Questions fréquentes

Qu'est-ce que la procédure d'admission des pourvois en cassation devant le Conseil d'Etat ?
Le pourvoi en cassation devant le Conseil d'Etat fait l'objet d'une procédure préalable d'admission. L'admission est refusée si le pourvoi est irrecevable ou n'est fondé sur aucun moyen sérieux.
Quels sont les moyens soulevés par la société DStorage dans son pourvoi ?
La société DStorage a soulevé des moyens de méconnaissance de l'office du juge, de dénaturation des pièces, d'erreur de qualification juridique, d'insuffisance de motivation, et de violation de la présomption d'innocence.
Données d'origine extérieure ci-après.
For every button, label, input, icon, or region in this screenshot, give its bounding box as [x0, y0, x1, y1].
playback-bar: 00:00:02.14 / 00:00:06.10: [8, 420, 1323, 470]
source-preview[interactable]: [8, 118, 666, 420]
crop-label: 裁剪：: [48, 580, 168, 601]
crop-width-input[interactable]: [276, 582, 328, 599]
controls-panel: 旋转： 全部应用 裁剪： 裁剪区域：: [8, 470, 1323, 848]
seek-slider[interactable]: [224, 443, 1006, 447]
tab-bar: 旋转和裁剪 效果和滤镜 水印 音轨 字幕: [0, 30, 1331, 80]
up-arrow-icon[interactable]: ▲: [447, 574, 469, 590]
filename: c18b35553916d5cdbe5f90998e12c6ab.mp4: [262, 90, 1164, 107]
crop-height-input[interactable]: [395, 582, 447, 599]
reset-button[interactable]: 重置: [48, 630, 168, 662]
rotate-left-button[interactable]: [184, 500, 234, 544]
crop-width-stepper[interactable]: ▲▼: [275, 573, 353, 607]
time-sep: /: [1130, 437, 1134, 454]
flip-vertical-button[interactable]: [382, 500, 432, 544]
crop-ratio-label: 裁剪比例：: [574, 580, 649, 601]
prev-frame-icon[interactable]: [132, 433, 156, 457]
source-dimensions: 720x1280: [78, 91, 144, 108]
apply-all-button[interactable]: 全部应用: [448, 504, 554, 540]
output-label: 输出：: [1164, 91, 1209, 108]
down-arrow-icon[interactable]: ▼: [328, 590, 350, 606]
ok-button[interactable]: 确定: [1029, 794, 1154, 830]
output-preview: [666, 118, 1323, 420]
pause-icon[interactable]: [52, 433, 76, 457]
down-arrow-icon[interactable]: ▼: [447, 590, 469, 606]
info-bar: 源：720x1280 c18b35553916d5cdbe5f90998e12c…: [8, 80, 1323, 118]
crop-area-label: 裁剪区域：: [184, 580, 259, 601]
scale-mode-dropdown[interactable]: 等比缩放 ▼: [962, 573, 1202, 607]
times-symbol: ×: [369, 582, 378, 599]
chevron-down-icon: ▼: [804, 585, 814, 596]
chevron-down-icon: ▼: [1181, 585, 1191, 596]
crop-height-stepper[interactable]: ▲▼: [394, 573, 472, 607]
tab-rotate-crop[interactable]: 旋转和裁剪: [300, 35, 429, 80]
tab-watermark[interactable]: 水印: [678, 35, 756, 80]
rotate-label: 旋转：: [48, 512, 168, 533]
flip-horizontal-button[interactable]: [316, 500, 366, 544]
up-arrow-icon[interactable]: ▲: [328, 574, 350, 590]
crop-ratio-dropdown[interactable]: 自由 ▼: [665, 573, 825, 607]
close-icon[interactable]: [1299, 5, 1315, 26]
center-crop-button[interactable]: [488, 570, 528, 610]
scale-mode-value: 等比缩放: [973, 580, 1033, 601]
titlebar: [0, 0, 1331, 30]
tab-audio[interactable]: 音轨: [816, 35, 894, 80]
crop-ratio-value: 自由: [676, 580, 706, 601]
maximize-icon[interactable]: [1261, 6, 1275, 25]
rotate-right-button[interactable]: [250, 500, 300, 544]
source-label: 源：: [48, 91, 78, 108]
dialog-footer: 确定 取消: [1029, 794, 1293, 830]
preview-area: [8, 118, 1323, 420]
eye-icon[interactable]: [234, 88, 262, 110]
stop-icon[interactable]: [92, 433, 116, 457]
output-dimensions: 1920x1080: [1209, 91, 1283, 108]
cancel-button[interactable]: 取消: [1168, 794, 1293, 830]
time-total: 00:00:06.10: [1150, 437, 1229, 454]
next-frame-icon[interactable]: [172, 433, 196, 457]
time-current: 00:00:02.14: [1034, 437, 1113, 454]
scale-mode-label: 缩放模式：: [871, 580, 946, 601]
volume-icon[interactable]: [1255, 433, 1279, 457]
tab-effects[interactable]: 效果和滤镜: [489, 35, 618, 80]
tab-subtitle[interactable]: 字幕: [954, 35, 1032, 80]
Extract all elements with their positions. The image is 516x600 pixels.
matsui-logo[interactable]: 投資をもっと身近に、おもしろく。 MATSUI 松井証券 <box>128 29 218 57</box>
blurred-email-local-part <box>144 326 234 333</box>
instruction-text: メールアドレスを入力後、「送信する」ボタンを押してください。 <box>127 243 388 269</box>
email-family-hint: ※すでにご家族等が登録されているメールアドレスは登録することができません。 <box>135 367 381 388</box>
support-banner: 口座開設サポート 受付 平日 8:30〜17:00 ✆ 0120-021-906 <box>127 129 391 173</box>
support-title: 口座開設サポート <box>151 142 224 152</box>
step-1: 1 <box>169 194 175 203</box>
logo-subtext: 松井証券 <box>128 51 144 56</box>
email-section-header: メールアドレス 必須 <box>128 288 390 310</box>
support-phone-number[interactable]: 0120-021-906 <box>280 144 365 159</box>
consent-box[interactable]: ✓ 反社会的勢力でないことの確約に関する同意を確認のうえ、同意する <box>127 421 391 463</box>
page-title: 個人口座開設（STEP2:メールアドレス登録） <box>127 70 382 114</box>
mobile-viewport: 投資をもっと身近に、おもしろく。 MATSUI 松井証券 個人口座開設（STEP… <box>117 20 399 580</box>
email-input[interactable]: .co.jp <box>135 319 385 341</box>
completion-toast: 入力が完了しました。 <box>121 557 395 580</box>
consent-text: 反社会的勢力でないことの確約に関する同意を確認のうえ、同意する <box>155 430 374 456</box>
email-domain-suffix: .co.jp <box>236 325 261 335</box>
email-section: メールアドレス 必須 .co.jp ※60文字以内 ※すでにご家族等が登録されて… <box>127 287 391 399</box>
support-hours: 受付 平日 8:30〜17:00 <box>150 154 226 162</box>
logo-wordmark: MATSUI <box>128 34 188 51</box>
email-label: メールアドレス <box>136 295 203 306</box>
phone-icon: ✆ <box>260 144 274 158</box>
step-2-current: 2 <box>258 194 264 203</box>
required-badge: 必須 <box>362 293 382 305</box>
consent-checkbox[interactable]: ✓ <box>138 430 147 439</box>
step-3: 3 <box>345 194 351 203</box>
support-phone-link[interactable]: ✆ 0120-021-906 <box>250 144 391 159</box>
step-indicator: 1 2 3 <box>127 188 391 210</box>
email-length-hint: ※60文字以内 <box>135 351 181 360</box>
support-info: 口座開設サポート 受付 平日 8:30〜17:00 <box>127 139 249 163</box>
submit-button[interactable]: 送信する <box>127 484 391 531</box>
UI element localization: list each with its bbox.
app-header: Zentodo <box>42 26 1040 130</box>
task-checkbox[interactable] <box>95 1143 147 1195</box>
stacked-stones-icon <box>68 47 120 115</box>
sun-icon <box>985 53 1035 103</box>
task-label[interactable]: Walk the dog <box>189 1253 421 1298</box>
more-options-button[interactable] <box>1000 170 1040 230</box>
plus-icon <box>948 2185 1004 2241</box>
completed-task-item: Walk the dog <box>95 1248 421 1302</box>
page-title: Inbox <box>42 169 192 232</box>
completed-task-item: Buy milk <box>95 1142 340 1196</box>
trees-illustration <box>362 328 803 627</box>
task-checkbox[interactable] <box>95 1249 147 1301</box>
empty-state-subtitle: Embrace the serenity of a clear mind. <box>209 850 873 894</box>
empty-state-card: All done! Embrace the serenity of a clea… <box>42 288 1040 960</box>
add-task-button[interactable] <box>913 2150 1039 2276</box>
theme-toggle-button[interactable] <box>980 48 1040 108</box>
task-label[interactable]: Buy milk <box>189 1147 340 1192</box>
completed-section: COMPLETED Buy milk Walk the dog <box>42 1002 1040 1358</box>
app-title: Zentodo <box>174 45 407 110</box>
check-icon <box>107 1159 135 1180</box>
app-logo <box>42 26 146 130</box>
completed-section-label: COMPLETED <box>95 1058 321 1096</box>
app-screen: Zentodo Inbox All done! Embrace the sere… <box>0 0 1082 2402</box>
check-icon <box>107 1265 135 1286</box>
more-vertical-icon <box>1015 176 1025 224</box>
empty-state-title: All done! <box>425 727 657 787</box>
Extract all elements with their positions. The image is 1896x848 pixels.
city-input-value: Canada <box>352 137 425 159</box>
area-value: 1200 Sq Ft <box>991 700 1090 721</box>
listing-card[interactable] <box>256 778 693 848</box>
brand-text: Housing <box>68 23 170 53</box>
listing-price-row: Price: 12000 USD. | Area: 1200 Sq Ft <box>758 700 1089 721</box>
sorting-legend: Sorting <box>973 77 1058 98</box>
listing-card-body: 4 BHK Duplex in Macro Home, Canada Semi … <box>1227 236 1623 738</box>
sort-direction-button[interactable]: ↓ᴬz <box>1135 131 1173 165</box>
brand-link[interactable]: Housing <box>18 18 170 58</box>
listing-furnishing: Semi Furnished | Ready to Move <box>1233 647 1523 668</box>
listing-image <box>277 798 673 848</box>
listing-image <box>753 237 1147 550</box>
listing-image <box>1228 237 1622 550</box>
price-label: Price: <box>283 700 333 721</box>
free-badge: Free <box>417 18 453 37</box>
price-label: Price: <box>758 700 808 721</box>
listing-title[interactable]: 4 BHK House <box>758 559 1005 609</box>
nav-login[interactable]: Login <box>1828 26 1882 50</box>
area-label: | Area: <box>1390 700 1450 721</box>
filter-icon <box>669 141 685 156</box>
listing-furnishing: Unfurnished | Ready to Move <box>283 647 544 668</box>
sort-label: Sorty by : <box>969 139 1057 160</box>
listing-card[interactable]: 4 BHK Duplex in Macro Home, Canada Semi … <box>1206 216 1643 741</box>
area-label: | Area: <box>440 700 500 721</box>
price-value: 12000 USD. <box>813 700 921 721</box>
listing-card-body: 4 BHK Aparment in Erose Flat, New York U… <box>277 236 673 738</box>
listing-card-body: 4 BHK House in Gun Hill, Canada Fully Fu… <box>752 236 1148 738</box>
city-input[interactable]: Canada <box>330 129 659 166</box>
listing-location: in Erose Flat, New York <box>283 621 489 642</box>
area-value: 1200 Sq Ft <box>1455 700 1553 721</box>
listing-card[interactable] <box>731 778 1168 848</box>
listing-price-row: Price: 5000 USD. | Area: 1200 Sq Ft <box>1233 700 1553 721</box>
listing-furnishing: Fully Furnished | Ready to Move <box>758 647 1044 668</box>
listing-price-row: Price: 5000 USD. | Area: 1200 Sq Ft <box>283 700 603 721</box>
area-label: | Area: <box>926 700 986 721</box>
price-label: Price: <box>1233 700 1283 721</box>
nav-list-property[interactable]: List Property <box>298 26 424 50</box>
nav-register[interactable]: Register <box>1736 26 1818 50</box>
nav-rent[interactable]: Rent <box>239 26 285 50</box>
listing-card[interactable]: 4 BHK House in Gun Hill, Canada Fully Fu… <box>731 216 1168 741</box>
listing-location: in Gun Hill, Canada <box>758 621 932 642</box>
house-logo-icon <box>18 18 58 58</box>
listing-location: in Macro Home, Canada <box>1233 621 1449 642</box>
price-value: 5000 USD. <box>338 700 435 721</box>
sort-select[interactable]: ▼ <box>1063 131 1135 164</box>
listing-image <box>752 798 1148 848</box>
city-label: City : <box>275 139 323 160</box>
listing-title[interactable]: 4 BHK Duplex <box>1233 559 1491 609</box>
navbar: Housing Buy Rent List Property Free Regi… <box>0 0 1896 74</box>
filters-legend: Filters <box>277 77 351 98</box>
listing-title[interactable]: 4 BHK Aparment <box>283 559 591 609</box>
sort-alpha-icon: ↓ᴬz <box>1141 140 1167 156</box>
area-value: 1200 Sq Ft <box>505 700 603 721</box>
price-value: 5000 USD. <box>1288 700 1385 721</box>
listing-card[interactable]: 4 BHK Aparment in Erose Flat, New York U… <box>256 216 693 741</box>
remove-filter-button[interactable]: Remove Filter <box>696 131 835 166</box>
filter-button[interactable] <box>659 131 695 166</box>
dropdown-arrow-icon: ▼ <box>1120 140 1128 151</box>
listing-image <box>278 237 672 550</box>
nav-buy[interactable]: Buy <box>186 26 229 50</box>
Pourquoi le Conseil d'Etat a-t-il refusé d'admettre le pourvoi ?
Le Conseil d'Etat a estimé qu'aucun des moyens soulevés n'était de nature à permettre l'admission du pourvoi, car ils n'étaient pas fondés sur un moyen sérieux.
Quel est le fondement juridique de la procédure d'admission ?
L'article L. 822-1 du code de justice administrative prévoit que le pourvoi en cassation devant le Conseil d'Etat fait l'objet d'une procédure préalable d'admission, et que l'admission est refusée si le pourvoi est irrecevable ou n'est fondé sur aucun moyen sérieux.
La société DStorage peut-elle obtenir une indemnisation de l'Etat ?
Dans cette décision, le Conseil d'Etat n'a pas admis le pourvoi, ce qui confirme le rejet de la demande d'indemnisation. La société ne pourra pas obtenir réparation dans le cadre de cette procédure.